Verizon is soon to launch the Galaxy Nexus, the flagship phone for Android 4.0 (a.k.a. Ice Cream Sandwich) but Google Wallet will be missing on the phone. This has created somewhat of a controversy. I’m kind of surprised how much coverage this story is getting. I haven’t read one article that really cuts to the heart of the matter, so I thought I’d try to share what I know about it.
Why Google Wallet is not included is actually technical and has to do with how digital wallets work with NFC.
Managing the Secure Element
Part of the NFC system is something called “the secure element.” This is where the digital wallet software stores data (e.g. your account numbers) and code to manipulate the data store. This is part of the NFC hardware and is tamper proof. Access to the secure element is restricted, as you would hope, preventing any arbitrary app from reading or writing to it. The mechanism to interact with the secure element is a piece of software called the “trusted service manager” (or TSM). Only one TSM can be used on any device to prevent multiple instances from stepping on each other.
This is the key.

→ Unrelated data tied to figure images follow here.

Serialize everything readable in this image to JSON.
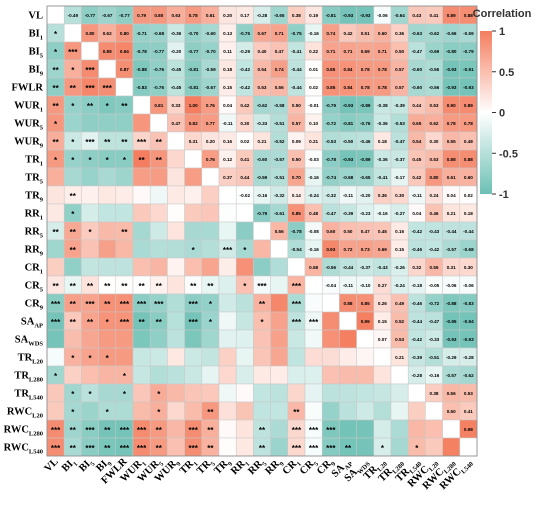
{
  "chart_data": {
    "type": "heatmap",
    "layout": "lower triangle: significance stars, upper triangle: coefficients",
    "variables": [
      {
        "name": "VL",
        "sub": ""
      },
      {
        "name": "BI",
        "sub": "1"
      },
      {
        "name": "BI",
        "sub": "5"
      },
      {
        "name": "BI",
        "sub": "9"
      },
      {
        "name": "FWLR",
        "sub": ""
      },
      {
        "name": "WUR",
        "sub": "1"
      },
      {
        "name": "WUR",
        "sub": "5"
      },
      {
        "name": "WUR",
        "sub": "9"
      },
      {
        "name": "TR",
        "sub": "1"
      },
      {
        "name": "TR",
        "sub": "5"
      },
      {
        "name": "TR",
        "sub": "9"
      },
      {
        "name": "RR",
        "sub": "1"
      },
      {
        "name": "RR",
        "sub": "5"
      },
      {
        "name": "RR",
        "sub": "9"
      },
      {
        "name": "CR",
        "sub": "1"
      },
      {
        "name": "CR",
        "sub": "5"
      },
      {
        "name": "CR",
        "sub": "9"
      },
      {
        "name": "SA",
        "sub": "AP"
      },
      {
        "name": "SA",
        "sub": "WDS"
      },
      {
        "name": "TR",
        "sub": "L20"
      },
      {
        "name": "TR",
        "sub": "L280"
      },
      {
        "name": "TR",
        "sub": "L540"
      },
      {
        "name": "RWC",
        "sub": "L20"
      },
      {
        "name": "RWC",
        "sub": "L280"
      },
      {
        "name": "RWC",
        "sub": "L540"
      }
    ],
    "upper": [
      [
        -0.49,
        -0.77,
        -0.67,
        -0.77,
        0.79,
        0.8,
        0.63,
        0.78,
        0.61,
        0.2,
        0.17,
        -0.28,
        -0.65,
        0.38,
        0.19,
        -0.81,
        -0.93,
        -0.93,
        -0.06,
        -0.64,
        0.43,
        0.41,
        0.89,
        0.88
      ],
      [
        0.8,
        0.62,
        0.8,
        -0.71,
        -0.68,
        -0.36,
        -0.7,
        -0.6,
        0.13,
        -0.75,
        0.67,
        0.71,
        -0.75,
        -0.16,
        0.74,
        0.42,
        0.51,
        0.6,
        0.36,
        -0.63,
        -0.62,
        -0.66,
        -0.59
      ],
      [
        0.89,
        0.94,
        -0.78,
        -0.77,
        -0.2,
        -0.77,
        -0.7,
        0.11,
        -0.29,
        0.4,
        0.47,
        -0.41,
        0.22,
        0.71,
        0.71,
        0.69,
        0.71,
        0.5,
        -0.47,
        -0.69,
        -0.8,
        -0.79
      ],
      [
        0.87,
        -0.88,
        -0.76,
        -0.45,
        -0.81,
        -0.59,
        0.18,
        -0.42,
        0.54,
        0.74,
        -0.44,
        0.01,
        0.85,
        0.84,
        0.78,
        0.78,
        0.57,
        -0.6,
        -0.56,
        -0.93,
        -0.91
      ],
      [
        -0.83,
        -0.76,
        -0.45,
        -0.81,
        -0.67,
        0.15,
        -0.42,
        0.53,
        0.56,
        -0.44,
        0.02,
        0.85,
        0.84,
        0.78,
        0.78,
        0.57,
        -0.6,
        -0.56,
        -0.93,
        -0.93
      ],
      [
        0.81,
        0.33,
        1.0,
        0.76,
        0.04,
        0.42,
        -0.62,
        -0.58,
        0.5,
        -0.01,
        -0.79,
        -0.93,
        -0.89,
        -0.38,
        -0.39,
        0.44,
        0.53,
        0.9,
        0.89
      ],
      [
        0.47,
        0.82,
        0.77,
        -0.11,
        0.3,
        -0.33,
        -0.51,
        0.57,
        0.1,
        -0.72,
        -0.81,
        -0.76,
        -0.36,
        -0.53,
        0.65,
        0.62,
        0.78,
        0.78
      ],
      [
        0.31,
        0.2,
        0.16,
        0.02,
        0.21,
        -0.52,
        0.09,
        0.21,
        -0.53,
        -0.5,
        -0.46,
        0.18,
        -0.47,
        0.54,
        0.3,
        0.55,
        0.48
      ],
      [
        0.76,
        0.12,
        0.41,
        -0.6,
        -0.57,
        0.5,
        -0.03,
        -0.78,
        -0.93,
        -0.89,
        -0.36,
        -0.37,
        0.45,
        0.53,
        0.88,
        0.88
      ],
      [
        0.37,
        0.44,
        -0.59,
        -0.51,
        0.7,
        -0.16,
        -0.74,
        -0.68,
        -0.65,
        -0.41,
        -0.17,
        0.42,
        0.8,
        0.61,
        0.6
      ],
      [
        -0.02,
        -0.16,
        -0.32,
        0.14,
        -0.24,
        -0.32,
        -0.11,
        -0.2,
        0.36,
        0.3,
        -0.11,
        0.24,
        0.04,
        0.02
      ],
      [
        -0.79,
        -0.61,
        0.85,
        0.48,
        -0.47,
        -0.39,
        -0.23,
        -0.16,
        -0.27,
        0.04,
        0.46,
        0.21,
        0.18
      ],
      [
        0.56,
        -0.78,
        -0.08,
        0.6,
        0.5,
        0.47,
        0.45,
        0.16,
        -0.42,
        -0.43,
        -0.44,
        -0.44
      ],
      [
        -0.54,
        -0.16,
        0.93,
        0.72,
        0.73,
        0.69,
        0.15,
        -0.46,
        -0.42,
        -0.57,
        -0.68
      ],
      [
        0.58,
        -0.56,
        -0.44,
        -0.37,
        -0.43,
        -0.26,
        0.32,
        0.55,
        0.31,
        0.3
      ],
      [
        -0.04,
        -0.11,
        -0.1,
        0.27,
        -0.24,
        -0.18,
        -0.05,
        -0.06,
        -0.06
      ],
      [
        0.88,
        0.85,
        0.26,
        0.49,
        -0.46,
        -0.72,
        -0.88,
        -0.83
      ],
      [
        0.99,
        0.15,
        0.52,
        -0.44,
        -0.47,
        -0.95,
        -0.94
      ],
      [
        0.07,
        0.53,
        -0.42,
        -0.33,
        -0.93,
        -0.93
      ],
      [
        0.21,
        -0.39,
        -0.51,
        -0.29,
        -0.28
      ],
      [
        -0.28,
        -0.16,
        -0.57,
        -0.62
      ],
      [
        0.38,
        0.56,
        0.53
      ],
      [
        0.5,
        0.41
      ],
      [
        0.98
      ]
    ],
    "lower_stars": [
      [
        "**"
      ],
      [
        "*",
        "**"
      ],
      [
        "*",
        "***",
        "***"
      ],
      [
        "**",
        "*",
        "***",
        "***"
      ],
      [
        "**",
        "**",
        "***",
        "***",
        "**"
      ],
      [
        "**",
        "*",
        "**",
        "*",
        "**",
        "**"
      ],
      [
        "*",
        "",
        "",
        "",
        "",
        "",
        ""
      ],
      [
        "**",
        "*",
        "***",
        "**",
        "**",
        "***",
        "**",
        ""
      ],
      [
        "*",
        "*",
        "*",
        "*",
        "*",
        "**",
        "**",
        "",
        "**"
      ],
      [
        "",
        "",
        "",
        "",
        "",
        "",
        "",
        "",
        "",
        ""
      ],
      [
        "",
        "**",
        "",
        "",
        "",
        "",
        "",
        "",
        "",
        "",
        ""
      ],
      [
        "",
        "*",
        "",
        "",
        "",
        "",
        "",
        "",
        "",
        "",
        "",
        ""
      ],
      [
        "**",
        "**",
        "*",
        "",
        "**",
        "",
        "",
        "",
        "",
        "",
        "",
        "",
        ""
      ],
      [
        "",
        "**",
        "",
        "",
        "",
        "",
        "",
        "",
        "*",
        "",
        "***",
        "*",
        ""
      ],
      [
        "",
        "",
        "",
        "",
        "",
        "",
        "",
        "",
        "",
        "",
        "",
        "",
        "",
        ""
      ],
      [
        "**",
        "**",
        "**",
        "**",
        "**",
        "**",
        "**",
        "",
        "**",
        "**",
        "",
        "*",
        "***",
        "",
        "***",
        ""
      ],
      [
        "***",
        "**",
        "***",
        "**",
        "***",
        "***",
        "***",
        "",
        "***",
        "*",
        "",
        "",
        "**",
        "",
        "***",
        ""
      ],
      [
        "***",
        "**",
        "**",
        "*",
        "***",
        "**",
        "**",
        "",
        "***",
        "*",
        "",
        "",
        "*",
        "",
        "***",
        "***",
        ""
      ],
      [
        "",
        "",
        "",
        "",
        "",
        "",
        "",
        "",
        "",
        "",
        "",
        "",
        "",
        "",
        "",
        "",
        ""
      ],
      [
        "",
        "*",
        "*",
        "*",
        "",
        "",
        "",
        "",
        "",
        "",
        "",
        "",
        "",
        "",
        "",
        "",
        "",
        ""
      ],
      [
        "*",
        "",
        "",
        "",
        "*",
        "",
        "",
        "",
        "",
        "",
        "",
        "",
        "",
        "",
        "",
        "",
        "",
        "",
        ""
      ],
      [
        "",
        "*",
        "*",
        "",
        "*",
        "",
        "*",
        "",
        "",
        "",
        "",
        "",
        "",
        "",
        "",
        "",
        "",
        "",
        "",
        ""
      ],
      [
        "",
        "*",
        "",
        "*",
        "",
        "",
        "*",
        "",
        "",
        "**",
        "",
        "",
        "",
        "",
        "**",
        "",
        "",
        "",
        "",
        "",
        ""
      ],
      [
        "***",
        "**",
        "***",
        "**",
        "***",
        "***",
        "**",
        "",
        "***",
        "**",
        "",
        "",
        "**",
        "",
        "***",
        "***",
        "***",
        "",
        "",
        "",
        "",
        ""
      ],
      [
        "***",
        "**",
        "***",
        "**",
        "***",
        "***",
        "**",
        "",
        "***",
        "**",
        "",
        "",
        "**",
        "",
        "***",
        "***",
        "***",
        "**",
        "",
        "*",
        "",
        "*",
        ""
      ]
    ],
    "colorbar": {
      "title": "Correlation",
      "range": [
        -1,
        1
      ],
      "ticks": [
        1,
        0.5,
        0,
        -0.5,
        -1
      ],
      "tick_labels": [
        "1",
        "0.5",
        "0",
        "-0.5",
        "-1"
      ],
      "colors": {
        "positive": "#f47e5f",
        "neutral": "#ffffff",
        "negative": "#6cc0b4"
      }
    }
  }
}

It is the carriers who decide which TSM can be used on the phone. The phone makers and OS authors do not. The TSM is pre-installed and cannot be removed or replaced by the user.
There are several third parties that create TSM software, two of which are Gemalto and First Data. The TSMs do essentially the same thing, but have different implementations and APIs. Digital wallets use the TSM to access secure information.
Google Wallet works with First Data’s TSM. Another digital wallet has been created by the Isis venture, which is backed by Verizon, AT&T, and T-Mobile. The Isis wallet uses Gemalto’s TSM. Verizon must be pre-installing the Gemalto TSM on the Galaxy Nexus. Google Wallet is not compatible with this TSM and that is why Google Wallet cannot run on that phone.
This is consistent with what is seen in Google Wallet’s current implementation. Google Wallet was introduced on Sprint, the only major carrier not committed to Isis. Also, notice that Google Wallet runs on the Nexus S for Sprint, but it does not work on the Nexus S for T-Mobile or AT&T.
So that’s the way it works. The reason Google Wallet won’t run on the Verizon’s Galaxy Nexus is that Verizon is supplying a TSM not compatible with Google. Even knowing how this all works, I think it is unfortunate for the consumer for several reasons.
First, the user can’t choose a wallet technology without choosing a carrier. Changing carriers is hard and a consumer shouldn’t have to make that choice. To a customer, the wallet is just an app. Could you imagine if you couldn’t use Gmail unless you used T-Mobile?
Second, this makes it more difficult to change carriers. Once you’re committed to the tech, switching becomes difficult. How can you move your information to a different wallet?
To solve this problem, there would need to be a way to install a TSM along with the wallet. This is a technical challenge as there may not be a practical and secure way to do this. The carriers have no incentive to change this since it locks customers to their network. The phone makers and OS makers likely cannot do much either as the carrier has the final say over which devices can work on their network. So I think this is something we will just have to live with friends.